Please, do you mean polygenic deseases or true chromosomal defects?

It would be difficult to give a simple answer. Multiple defects or defects in multiple genes can be associated with a particular disease or cancer. By analyzing whole genome data, we may be able to correlate those defects with a particular disease. I think there are a lot of such whole genome data accumulated in recent years.

I have seen quite a few studies looking at gene-gene interactions, which I think is the main thing you are asking about (not just additive effects of multiple variants, but statistical interactions between different variants). My research group has been interested in looking at gene-gene and gene-environment interactions. You could look up some of the papers by my colleagues on interaction between DAT, DRD4, and CHRNA4 genetic variants and prenatal exposure to maternal smoking (main authors include RD Todd and RJ Neuman). They found that a certain combination of variants in these genes plus prenatal maternal smoking greatly increased the chance for a severe form of ADHD. I think it can be tricky to study interactions among multiple genes at once due to power issues, but if you have a plausible hypothesis regarding why there might be a gene-gene interaction, it can be useful to investigate the possibility using that small set of genes. In the case of DAT, DRD4, and CHRNA4 genes, they all have potential to interact to influence dopamine neurotransmisison, and the exposure to nicotine could also affect this since binding of nicotine to neural nicotinic acetylcholine receptors can affect the amount of dopamine released.

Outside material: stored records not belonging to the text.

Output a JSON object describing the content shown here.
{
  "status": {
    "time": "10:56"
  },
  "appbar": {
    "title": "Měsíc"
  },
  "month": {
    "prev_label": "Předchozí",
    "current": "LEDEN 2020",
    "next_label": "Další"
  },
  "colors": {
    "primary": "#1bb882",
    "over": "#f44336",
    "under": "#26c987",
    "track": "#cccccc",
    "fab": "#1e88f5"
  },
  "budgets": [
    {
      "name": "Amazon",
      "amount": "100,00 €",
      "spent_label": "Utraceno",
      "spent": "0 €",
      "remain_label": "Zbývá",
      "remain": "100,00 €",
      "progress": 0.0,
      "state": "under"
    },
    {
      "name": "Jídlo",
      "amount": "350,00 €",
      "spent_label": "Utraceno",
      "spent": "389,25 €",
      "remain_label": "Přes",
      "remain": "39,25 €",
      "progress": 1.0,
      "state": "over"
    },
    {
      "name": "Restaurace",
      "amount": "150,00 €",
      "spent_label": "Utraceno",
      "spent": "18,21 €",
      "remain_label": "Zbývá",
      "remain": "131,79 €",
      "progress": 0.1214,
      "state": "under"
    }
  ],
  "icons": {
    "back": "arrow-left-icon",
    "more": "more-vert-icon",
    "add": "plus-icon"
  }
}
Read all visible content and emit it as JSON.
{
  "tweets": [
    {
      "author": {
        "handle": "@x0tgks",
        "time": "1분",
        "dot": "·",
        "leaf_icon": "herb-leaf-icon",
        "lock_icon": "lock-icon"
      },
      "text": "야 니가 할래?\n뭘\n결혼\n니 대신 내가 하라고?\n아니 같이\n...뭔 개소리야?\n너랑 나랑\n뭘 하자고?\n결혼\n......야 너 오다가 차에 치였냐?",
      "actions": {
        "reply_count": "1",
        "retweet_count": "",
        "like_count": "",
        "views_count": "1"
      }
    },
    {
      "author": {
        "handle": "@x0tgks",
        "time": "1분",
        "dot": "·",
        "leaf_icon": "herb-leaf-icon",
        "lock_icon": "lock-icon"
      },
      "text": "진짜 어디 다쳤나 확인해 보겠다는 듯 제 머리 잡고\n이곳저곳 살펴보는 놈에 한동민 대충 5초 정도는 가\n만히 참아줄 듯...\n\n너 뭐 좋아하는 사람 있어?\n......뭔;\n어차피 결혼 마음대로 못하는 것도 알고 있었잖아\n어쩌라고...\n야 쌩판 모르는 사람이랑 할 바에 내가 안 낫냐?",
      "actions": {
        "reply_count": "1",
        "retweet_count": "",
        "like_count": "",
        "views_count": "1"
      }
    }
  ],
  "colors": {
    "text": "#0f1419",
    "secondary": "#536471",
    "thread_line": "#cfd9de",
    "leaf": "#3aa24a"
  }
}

See the following reference for further description of this particular GxGxE model:

Todd RD, Neuman RJ.

Am J Med Genet B Neuropsychiatr Genet. 2007 Dec 5;144B(8):971-5.

Christian, thank you so much for your question. I'm looking to see if people are developing tools that analyze large datasets to mine for genetic interactions that may be unknown.

It was interesting that after reading your question, I looked up the term "polygenic diseases" and ended up finding this definition from MedicineNet: "Polygenic disease: A genetic disorder that is caused by the combined action of more than one gene. Examples of polygenic conditions include hypertension, coronary heart disease, and diabetes. Because such disorders depend on the simultaneous presence of several genes, they are not inherited as simply as are single-gene diseases."

I guess I was very surprised that what they listed were very common disorders that also have so many environmental components. What is the burden of proof of this sort of association? Christian, were these the conditions you were thinking about? Do you know some papers where they were talking about relative risk in anything being called a polygenic disorder? Does the same combination of gene defects always produce the disorder?

I think Angela's answer was more what I was looking for as far as having people looking at genes that would have clear biological associations where a snp that generates a dysfunction in one gene product may influence another gene product that might produce an unusual problem that may manifest in disease.

I've spent some time looking at results in the Strings database looking at possible interactions in some undiagnosed people, but wondering if there is a new science opening up at this place, and who the players are. Thank you, Angela, I will look for those papers.

Hua Xiao , it is my impression that a lot of our datasets generated by GWAS studies are more for heavily funded conditions, such as the ones listed in that MedicineNet definition. I am more committed to trying to find answers in places where doctors know the patient is sick, and may not even have a diagnosis, but the physician may have no tools for figuring out what issues the patient has that may stem from an unfortunate turn of genetics.

Some of my interest is coming from my myoadenylate deaminase deficiency project because I have about 65 people now on my facebook group for that disorder and their issues really are complex and not so much about muscle. Is their elevated adenosine interacting with regulation of other genes? What accounts for the diversity in how that disorder manifests in this group where we are looking at people selected by their genotype instead of their phenotype?

Certainly, this ability to start with the genotype is a big shift. What is the best way to study the contribution of any other genetic components?

Thanks so much, everybody, for your thoughts, They are greatly appreciated.